Donald made no response.

“Aren’t you hungry? Here.” Jack reached over and took the candy bar out of Donald’s lap, ripped open the packaging. He slid the bar into Donald’s grasp, but the man just stared at it.

“Do you want to listen to some music?”

Jack turned on the Beach Boys.

They rode up into the mountains, Jack hating to be on a winding road again. With all these blind corners, you could roll up on a roadblock before you knew what hit you.

In the early afternoon, they passed through a mountain village that was probably very much a ghost town before anyone had bothered to burn it. A few dozen houses. Couple buildings on the main strip. Evergreen trees in the fields and on the hills, the smell of them coming through the dashboard vents, a welcome change.

On the north side of town, Jack pulled over and turned off the engine. When he opened the door, he could hear the running water in the trees and smell its sweetness.

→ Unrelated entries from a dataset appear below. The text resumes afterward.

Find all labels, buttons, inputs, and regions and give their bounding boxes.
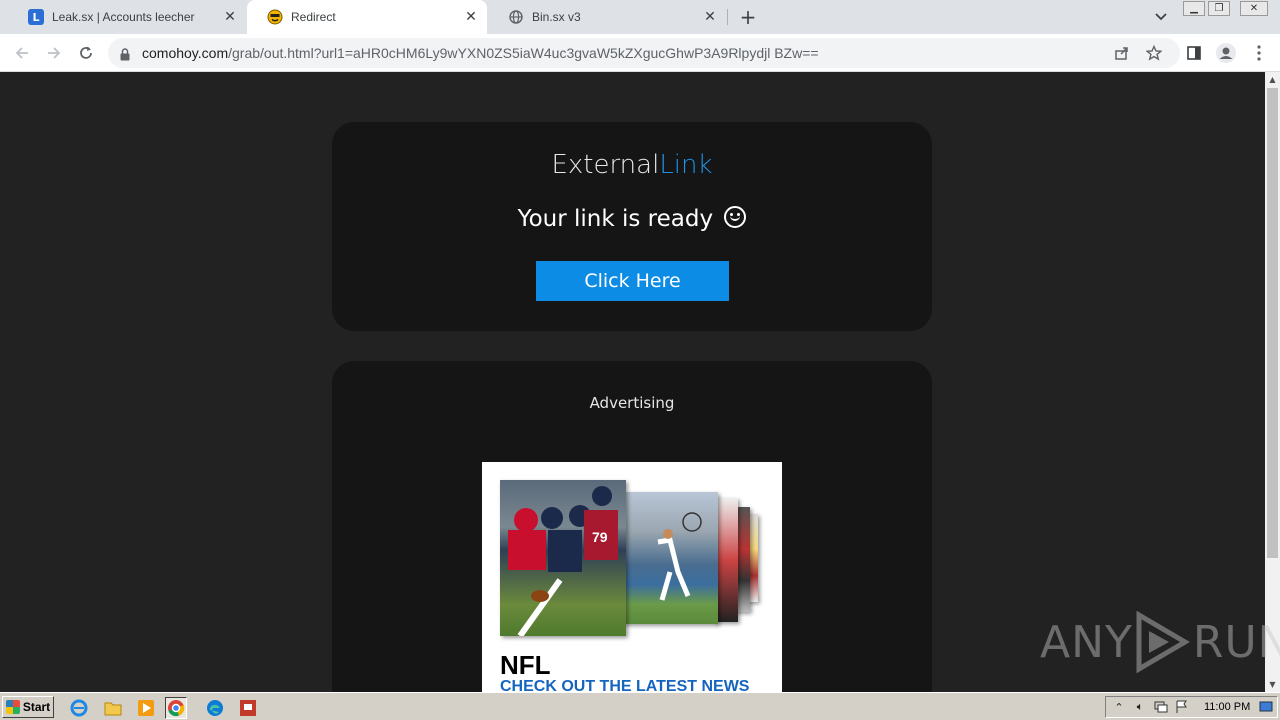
tab-search-chevron-icon[interactable] bbox=[1150, 6, 1172, 28]
url-text: comohoy.com/grab/out.html?url1=aHR0cHM6L… bbox=[142, 45, 819, 61]
reload-icon[interactable] bbox=[74, 41, 98, 65]
scroll-down-arrow-icon[interactable]: ▼ bbox=[1265, 677, 1280, 692]
action-center-flag-icon[interactable] bbox=[1174, 699, 1190, 715]
url-host: comohoy.com bbox=[142, 45, 229, 61]
chrome-taskbar-icon[interactable] bbox=[165, 697, 187, 719]
tray-expand-icon[interactable]: ⌃ bbox=[1111, 699, 1127, 715]
close-tab-icon[interactable]: ✕ bbox=[222, 9, 238, 25]
forward-arrow-icon[interactable] bbox=[42, 41, 66, 65]
url-path: /grab/out.html?url1=aHR0cHM6Ly9wYXN0ZS5i… bbox=[228, 45, 819, 61]
profile-avatar-icon[interactable] bbox=[1214, 41, 1238, 65]
redirect-favicon-icon bbox=[267, 9, 283, 25]
play-triangle-icon bbox=[1136, 611, 1190, 673]
windows-taskbar: Start ⌃ 🔈︎ 11:00 PM bbox=[0, 692, 1280, 720]
advertising-card: Advertising 79 NFL CHECK OUT THE LATEST … bbox=[332, 361, 932, 692]
brand-external: External bbox=[551, 150, 660, 180]
tab-strip: L Leak.sx | Accounts leecher ✕ Redirect … bbox=[0, 0, 1280, 34]
smiley-icon bbox=[724, 206, 747, 228]
start-button[interactable]: Start bbox=[2, 696, 54, 718]
back-arrow-icon[interactable] bbox=[10, 41, 34, 65]
close-tab-icon[interactable]: ✕ bbox=[702, 9, 718, 25]
tab-redirect[interactable]: Redirect ✕ bbox=[247, 0, 487, 34]
ad-banner[interactable]: 79 NFL CHECK OUT THE LATEST NEWS bbox=[482, 462, 782, 692]
show-desktop-icon[interactable] bbox=[1258, 699, 1274, 715]
brand-link: Link bbox=[659, 150, 713, 180]
share-icon[interactable] bbox=[1110, 41, 1134, 65]
tab-separator bbox=[727, 9, 728, 25]
side-panel-icon[interactable] bbox=[1182, 41, 1206, 65]
menu-kebab-icon[interactable] bbox=[1247, 41, 1271, 65]
edge-icon[interactable] bbox=[204, 697, 226, 719]
tab-leak[interactable]: L Leak.sx | Accounts leecher ✕ bbox=[8, 0, 246, 34]
internet-explorer-icon[interactable] bbox=[68, 697, 90, 719]
media-player-icon[interactable] bbox=[135, 697, 157, 719]
address-bar[interactable]: comohoy.com/grab/out.html?url1=aHR0cHM6L… bbox=[108, 38, 1180, 68]
bookmark-star-icon[interactable] bbox=[1142, 41, 1166, 65]
external-link-card: ExternalLink Your link is ready Click He… bbox=[332, 122, 932, 331]
page-viewport: ExternalLink Your link is ready Click He… bbox=[0, 72, 1265, 692]
brand-logo: ExternalLink bbox=[332, 150, 932, 180]
tab-title: Leak.sx | Accounts leecher bbox=[52, 10, 195, 24]
ad-subtitle: CHECK OUT THE LATEST NEWS bbox=[500, 678, 750, 692]
scroll-thumb[interactable] bbox=[1267, 88, 1278, 558]
windows-flag-icon bbox=[5, 700, 20, 714]
svg-text:79: 79 bbox=[592, 529, 608, 545]
advertising-label: Advertising bbox=[589, 394, 675, 412]
vertical-scrollbar[interactable]: ▲ ▼ bbox=[1265, 72, 1280, 692]
clock: 11:00 PM bbox=[1204, 701, 1251, 713]
tab-title: Redirect bbox=[291, 10, 336, 24]
ad-title: NFL bbox=[500, 650, 551, 680]
file-explorer-icon[interactable] bbox=[102, 697, 124, 719]
watermark-right: RUN bbox=[1192, 616, 1280, 668]
volume-icon[interactable]: 🔈︎ bbox=[1132, 699, 1148, 715]
ready-message: Your link is ready bbox=[332, 206, 932, 232]
leak-favicon-icon: L bbox=[28, 9, 44, 25]
ready-text: Your link is ready bbox=[517, 206, 714, 232]
watermark-left: ANY bbox=[1040, 616, 1133, 668]
network-icon[interactable] bbox=[1153, 699, 1169, 715]
browser-toolbar: comohoy.com/grab/out.html?url1=aHR0cHM6L… bbox=[0, 34, 1280, 72]
anyrun-watermark: ANY RUN bbox=[1040, 607, 1280, 677]
start-label: Start bbox=[22, 700, 51, 714]
system-tray: ⌃ 🔈︎ 11:00 PM bbox=[1105, 696, 1278, 718]
ad-photo-tennis bbox=[622, 492, 718, 624]
click-here-button[interactable]: Click Here bbox=[536, 261, 729, 301]
lock-icon bbox=[120, 46, 130, 65]
close-tab-icon[interactable]: ✕ bbox=[463, 9, 479, 25]
tab-bin[interactable]: Bin.sx v3 ✕ bbox=[488, 0, 726, 34]
new-tab-button[interactable]: + bbox=[736, 5, 760, 29]
minimize-button[interactable]: ▁ bbox=[1183, 1, 1205, 16]
tab-title: Bin.sx v3 bbox=[532, 10, 581, 24]
ad-photo-football: 79 bbox=[500, 480, 626, 638]
restore-button[interactable]: ❐ bbox=[1208, 1, 1230, 16]
security-tool-icon[interactable] bbox=[237, 697, 259, 719]
globe-icon bbox=[508, 9, 524, 25]
scroll-up-arrow-icon[interactable]: ▲ bbox=[1265, 72, 1280, 87]
close-window-button[interactable]: ✕ bbox=[1240, 1, 1268, 16]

“You need to drink something, Donald,” Jack said.

The man just stared through the windshield.

Jack lifted a travel mug out of the center console.

Jack rinsed the residue of ancient coffee out of the mug and filled it with water from the creek.

Headed back to the van, opened Donald’s door.

“It’s really good,” Jack said.

He held the mug to Donald’s sunblasted lips and tilted. Most of the water ran down the man’s chest under his shirt, but he inadvertently swallowed some of it.

Jack tried to give him a little more, but the man was disinterested.

“We’ll reach Great Falls in the afternoon,” Jack said. “It’s a big city. I used to live there.”

Impossible to know if the man registered a word he was saying.

“I got separated from my family five days ago.” Jack glanced at the man’s left ring finger, saw a gold wedding band. “Were you with your family, Donald?”

No response.

Jack sipped the water, grains of sand from the creekbed deposited on the tip of his tongue.

“Let me guess what you do for a living. My wife and I used to play this game all the time.” Jack studied the man’s leather clogs-nothing much to look at now, but they suggested wealth. Couple hundred dollars off the shelf. Jack inspected the tag on the back of the man’s collar. “Brooks Brothers. All right.” He looked at Donald’s hands. Covered in blood and still clutched like claws, but he could tell they weren’t the hands of a man who earned his living working outdoors. “You strike me as an ad man,” Jack said. “Am I right? You work in an advertising and marketing firm in Provo?”